新建一个redis的实例地址与密码文件,/data/redis-exporter/redis_passwd.json:
{
"redis://:6379":"",
"redis://:6379":"q1azw2sx"
}
-
docker-compose中挂载配置文件文件的本地路径注意根据实际情况修改。
-
配置文件的格式为json,每行一个实例的信息格式为:"redis://实例地址端口":"redis密码"
-
实例地址端口请查看云REDIS列表或自建redis管理的实例字段。
-
如redis无密码,保留空双引号即可""。
启动:
docker-compose up -d
更多详情,请参考官网。
使用 k8s 部署 export
新建一个redis-exporter.yaml
文件,内容如下:
cat > redis-exporter.yaml <<EOF
---
apiVersion: v1
data:
redis_passwd.json: |
{
"redis://192.168.10.2:6379":"test@2000",
"redis://192.168.10.3:6379":"test@2000",
"redis://192.168.10.4:6379":""
}
kind: ConfigMap
metadata:
name: redis-passwd-cm
namespace: kubesphere-monitoring-system
---
apiVersion: apps/v1
kind: Deployment
metadata:
labels:
app: redis-exporter-prod
name: redis-exporter-prod
namespace: kubesphere-monitoring-system
spec:
replicas: 1
selector:
matchLabels:
app: redis-exporter-prod
template:
metadata:
labels:
app: redis-exporter-prod
spec:
containers:
- name: redis-exporter
image: oliver006/redis_exporter:latest
env:
- name: TZ
value: "Asia/Shanghai"
args:
- "-redis.password-file=/opt/redis_passwd.json"
resources:
requests:
cpu: 100m
memory: 100Mi
ports:
- name: http-metrics
containerPort: 9121
protocol: TCP
volumeMounts:
- name: redis-passwd-conf-map
mountPath: "/opt"
volumes:
- name: redis-passwd-conf-map
configMap:
name: redis-passwd-cm
---
apiVersion: v1
kind: Service
metadata:
labels:
app: redis-exporter-prod
name: redis-exporter-prod
namespace: kubesphere-monitoring-system
spec:
ports:
- name: http-metirc
protocol: TCP
port: 9121
targetPort: 9121
selector:
app: redis-exporter-prod
EOF
部署 export,命令如下:
kubectl apply -f redis-exporter.yaml
Prometheus 自动发现配置
下面提供一个样例,也可以在consulmanager上进行配置生成:
cat > prometheus-additional.yaml << EOF
- job_name: redis_exporter
scrape_interval: 15s
scrape_timeout: 10s
metrics_path: /scrape
consul_sd_configs:
- server: '192.168.10.60:8500' ## consul 服务地址和端口
token: 'fe48c9a4-364e-af23-81df-9f28303012af'
refresh_interval: 30s
services: ['selfredis_exporter']
relabel_configs:
- source_labels: [__meta_consul_tags]
regex: .*OFF.*
action: drop
- source_labels: [__meta_consul_service_address,__meta_consul_service_port]

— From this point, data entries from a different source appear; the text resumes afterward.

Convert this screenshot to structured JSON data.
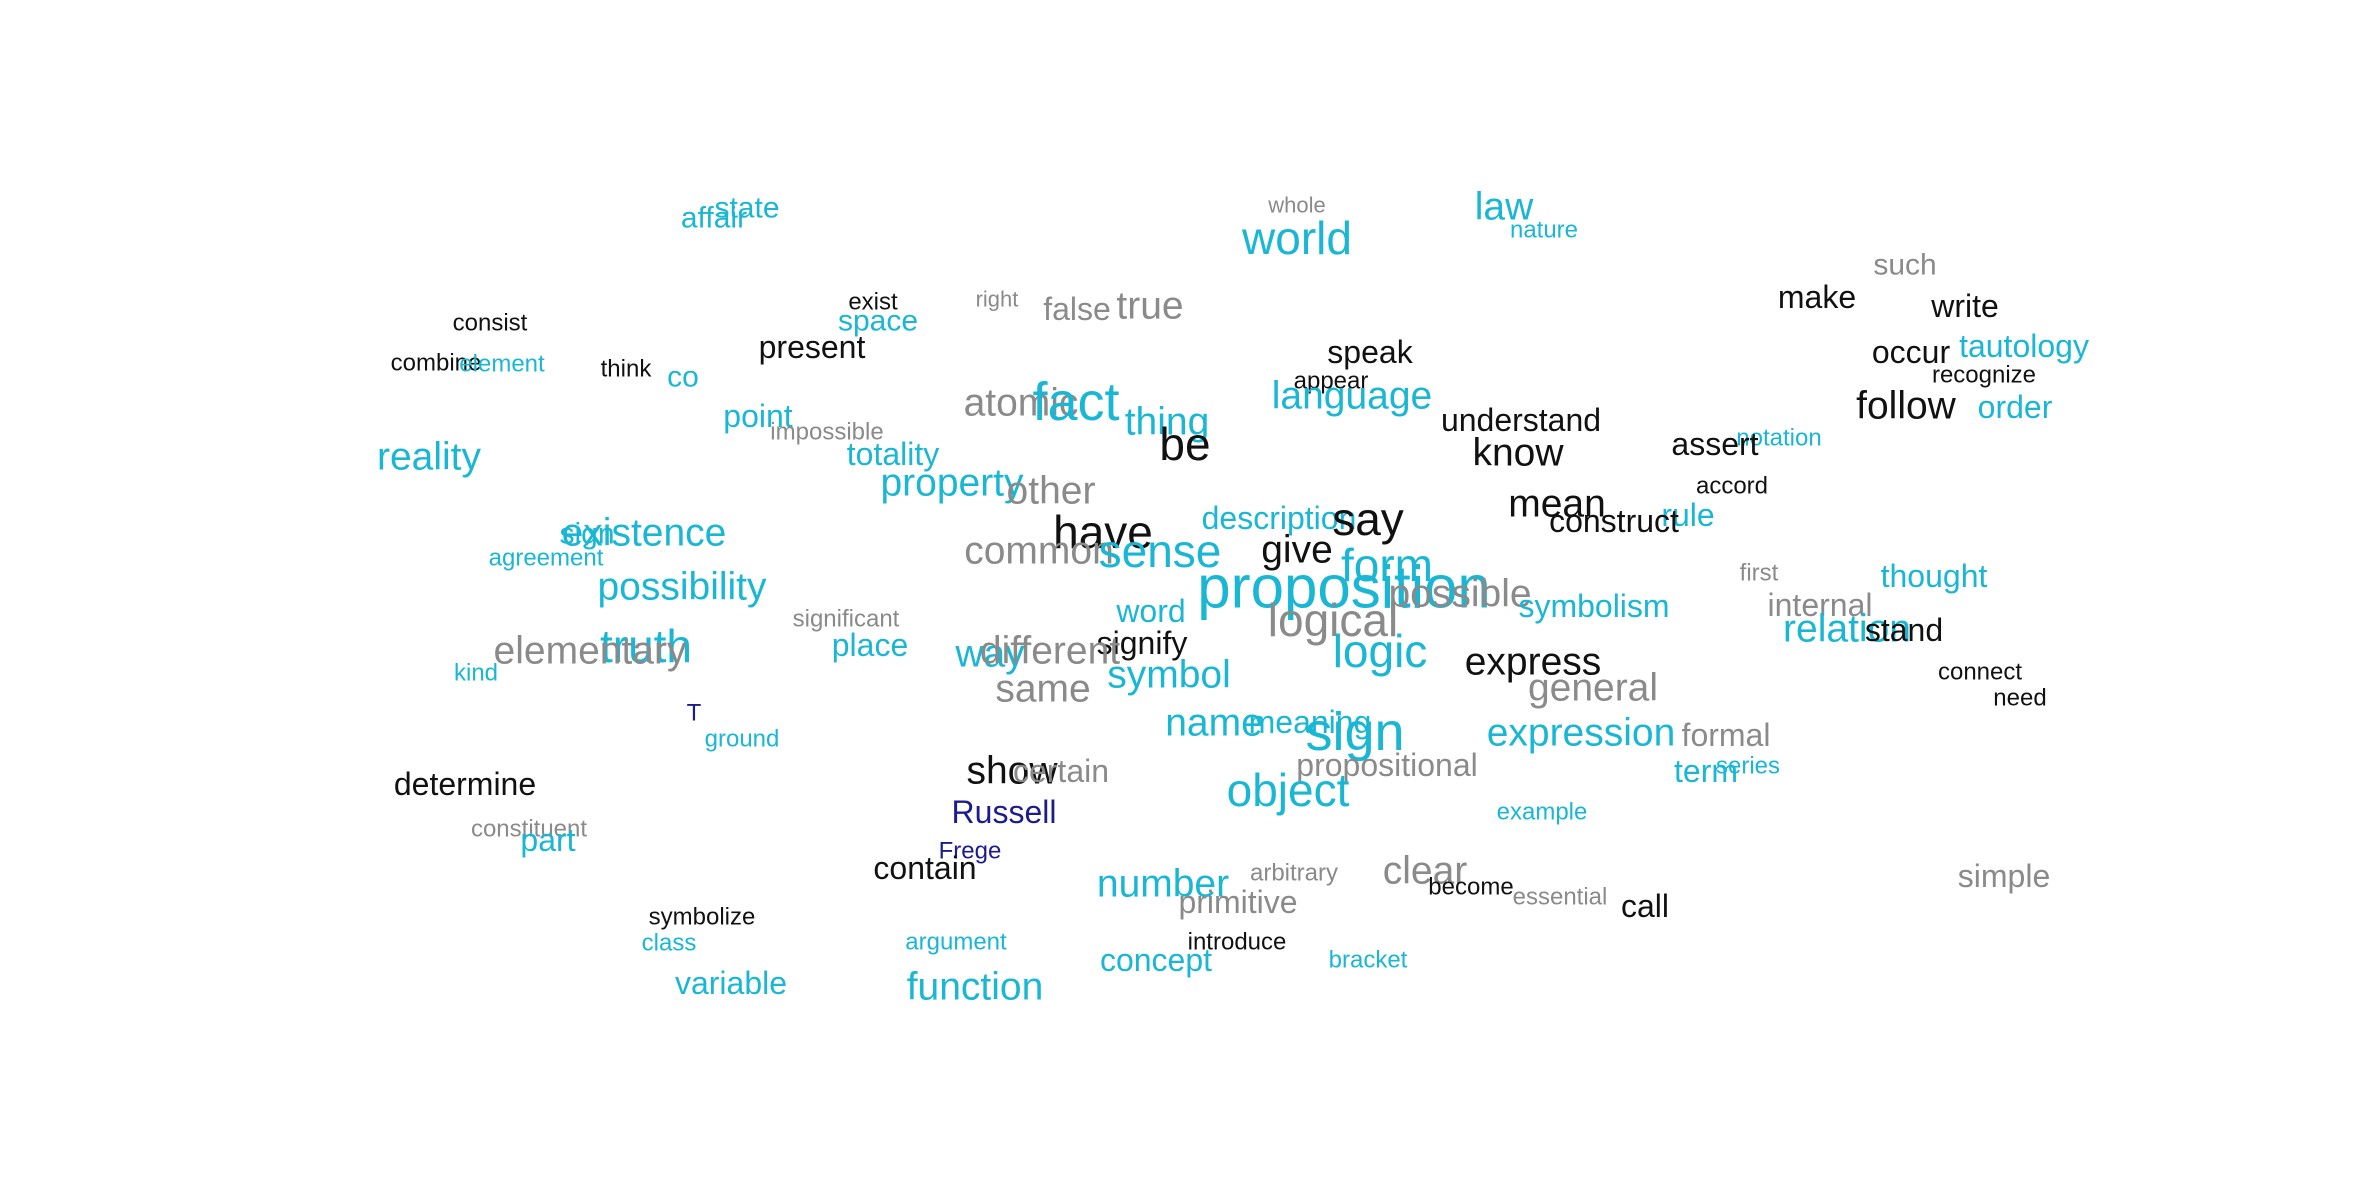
{
  "colors": {
    "teal": "#1ab7d4",
    "black": "#111111",
    "gray": "#8a8a8a",
    "navy": "#1c1c8c"
  },
  "words": [
    {
      "text": "state",
      "color": "teal"
    },
    {
      "text": "affair",
      "color": "teal"
    },
    {
      "text": "whole",
      "color": "gray"
    },
    {
      "text": "law",
      "color": "teal"
    },
    {
      "text": "nature",
      "color": "teal"
    },
    {
      "text": "world",
      "color": "teal"
    },
    {
      "text": "such",
      "color": "gray"
    },
    {
      "text": "make",
      "color": "black"
    },
    {
      "text": "write",
      "color": "black"
    },
    {
      "text": "exist",
      "color": "black"
    },
    {
      "text": "right",
      "color": "gray"
    },
    {
      "text": "false",
      "color": "gray"
    },
    {
      "text": "true",
      "color": "gray"
    },
    {
      "text": "consist",
      "color": "black"
    },
    {
      "text": "space",
      "color": "teal"
    },
    {
      "text": "present",
      "color": "black"
    },
    {
      "text": "speak",
      "color": "black"
    },
    {
      "text": "occur",
      "color": "black"
    },
    {
      "text": "tautology",
      "color": "teal"
    },
    {
      "text": "combine",
      "color": "black"
    },
    {
      "text": "element",
      "color": "teal"
    },
    {
      "text": "think",
      "color": "black"
    },
    {
      "text": "co",
      "color": "teal"
    },
    {
      "text": "appear",
      "color": "black"
    },
    {
      "text": "recognize",
      "color": "black"
    },
    {
      "text": "language",
      "color": "teal"
    },
    {
      "text": "atomic",
      "color": "gray"
    },
    {
      "text": "fact",
      "color": "teal"
    },
    {
      "text": "follow",
      "color": "black"
    },
    {
      "text": "order",
      "color": "teal"
    },
    {
      "text": "point",
      "color": "teal"
    },
    {
      "text": "thing",
      "color": "teal"
    },
    {
      "text": "understand",
      "color": "black"
    },
    {
      "text": "impossible",
      "color": "gray"
    },
    {
      "text": "be",
      "color": "black"
    },
    {
      "text": "notation",
      "color": "teal"
    },
    {
      "text": "assert",
      "color": "black"
    },
    {
      "text": "reality",
      "color": "teal"
    },
    {
      "text": "totality",
      "color": "teal"
    },
    {
      "text": "know",
      "color": "black"
    },
    {
      "text": "property",
      "color": "teal"
    },
    {
      "text": "accord",
      "color": "black"
    },
    {
      "text": "other",
      "color": "gray"
    },
    {
      "text": "mean",
      "color": "black"
    },
    {
      "text": "description",
      "color": "teal"
    },
    {
      "text": "rule",
      "color": "teal"
    },
    {
      "text": "construct",
      "color": "black"
    },
    {
      "text": "say",
      "color": "black"
    },
    {
      "text": "existence",
      "color": "teal"
    },
    {
      "text": "sign",
      "color": "teal"
    },
    {
      "text": "have",
      "color": "black"
    },
    {
      "text": "common",
      "color": "gray"
    },
    {
      "text": "sense",
      "color": "teal"
    },
    {
      "text": "give",
      "color": "black"
    },
    {
      "text": "form",
      "color": "teal"
    },
    {
      "text": "agreement",
      "color": "teal"
    },
    {
      "text": "first",
      "color": "gray"
    },
    {
      "text": "thought",
      "color": "teal"
    },
    {
      "text": "proposition",
      "color": "teal"
    },
    {
      "text": "possibility",
      "color": "teal"
    },
    {
      "text": "possible",
      "color": "gray"
    },
    {
      "text": "internal",
      "color": "gray"
    },
    {
      "text": "symbolism",
      "color": "teal"
    },
    {
      "text": "word",
      "color": "teal"
    },
    {
      "text": "significant",
      "color": "gray"
    },
    {
      "text": "logical",
      "color": "gray"
    },
    {
      "text": "relation",
      "color": "teal"
    },
    {
      "text": "stand",
      "color": "black"
    },
    {
      "text": "signify",
      "color": "black"
    },
    {
      "text": "truth",
      "color": "teal"
    },
    {
      "text": "elementary",
      "color": "gray"
    },
    {
      "text": "place",
      "color": "teal"
    },
    {
      "text": "logic",
      "color": "teal"
    },
    {
      "text": "way",
      "color": "teal"
    },
    {
      "text": "different",
      "color": "gray"
    },
    {
      "text": "express",
      "color": "black"
    },
    {
      "text": "connect",
      "color": "black"
    },
    {
      "text": "kind",
      "color": "teal"
    },
    {
      "text": "symbol",
      "color": "teal"
    },
    {
      "text": "need",
      "color": "black"
    },
    {
      "text": "general",
      "color": "gray"
    },
    {
      "text": "same",
      "color": "gray"
    },
    {
      "text": "T",
      "color": "navy"
    },
    {
      "text": "name",
      "color": "teal"
    },
    {
      "text": "meaning",
      "color": "teal"
    },
    {
      "text": "ground",
      "color": "teal"
    },
    {
      "text": "sign",
      "color": "teal"
    },
    {
      "text": "expression",
      "color": "teal"
    },
    {
      "text": "formal",
      "color": "gray"
    },
    {
      "text": "propositional",
      "color": "gray"
    },
    {
      "text": "show",
      "color": "black"
    },
    {
      "text": "certain",
      "color": "gray"
    },
    {
      "text": "term",
      "color": "teal"
    },
    {
      "text": "series",
      "color": "teal"
    },
    {
      "text": "determine",
      "color": "black"
    },
    {
      "text": "object",
      "color": "teal"
    },
    {
      "text": "example",
      "color": "teal"
    },
    {
      "text": "Russell",
      "color": "navy"
    },
    {
      "text": "constituent",
      "color": "gray"
    },
    {
      "text": "part",
      "color": "teal"
    },
    {
      "text": "Frege",
      "color": "navy"
    },
    {
      "text": "contain",
      "color": "black"
    },
    {
      "text": "arbitrary",
      "color": "gray"
    },
    {
      "text": "clear",
      "color": "gray"
    },
    {
      "text": "simple",
      "color": "gray"
    },
    {
      "text": "number",
      "color": "teal"
    },
    {
      "text": "become",
      "color": "black"
    },
    {
      "text": "essential",
      "color": "gray"
    },
    {
      "text": "primitive",
      "color": "gray"
    },
    {
      "text": "call",
      "color": "black"
    },
    {
      "text": "symbolize",
      "color": "black"
    },
    {
      "text": "class",
      "color": "teal"
    },
    {
      "text": "argument",
      "color": "teal"
    },
    {
      "text": "introduce",
      "color": "black"
    },
    {
      "text": "concept",
      "color": "teal"
    },
    {
      "text": "bracket",
      "color": "teal"
    },
    {
      "text": "variable",
      "color": "teal"
    },
    {
      "text": "function",
      "color": "teal"
    }
  ]
}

regex: ([^:]+)(?::\d+)?;(\d+)
target_label: __param_target
replacement: $1:$2
- source_labels: [__param_target]
target_label: instance
- target_label: __address__
replacement: redis-exporter-prod.kubesphere-monitoring-system.svc:9121 ## redis exporter 服务地址和端口
- source_labels: ['__meta_consul_service_metadata_vendor']
target_label: vendor
- source_labels: ['__meta_consul_service_metadata_region']
target_label: region
- source_labels: ['__meta_consul_service_metadata_group']
target_label: group
- source_labels: ['__meta_consul_service_metadata_account']
target_label: account
- source_labels: ['__meta_consul_service_metadata_name']
target_label: name
- source_labels: ['__meta_consul_service_metadata_iid']
target_label: iid
- source_labels: ['__meta_consul_service_metadata_mem']
target_label: mem
- source_labels: ['__meta_consul_service_metadata_itype']
target_label: itype
- source_labels: ['__meta_consul_service_metadata_ver']
target_label: ver
- source_labels: ['__meta_consul_service_metadata_exp']
target_label: exp
EOF
加载上述自动发现配置,我这边prometheus无需手动更新:
kubectl delete secret additional-configs -n kubesphere-monitoring-system
kubectl create secret generic additional-configs --from-file=prometheus-additional.yaml -n kubesphere-monitoring-system
Grafana 看板
Grafana 看板详情,样例如下:
告警规则
样例如下:
apiVersion: /v1
kind: PrometheusRule
metadata:
labels:
app.kubernetes.io/component: exporter
app.kubernetes.io/name: consul-redis-exporter
app.kubernetes.io/part-of: kube-prometheus
app.kubernetes.io/version: 1.3.1
prometheus: k8s
role: alert-rules
name: consul-redis-exporter-rules
namespace: kubesphere-monitoring-system
spec:
groups:
- name: REDIS-Alert
rules:
- alert: RedisDown
expr: redis_up == 0
for: 0m
labels:
severity: 紧急
annotations:
summary: Redis down (instance {{ $labels.instance }})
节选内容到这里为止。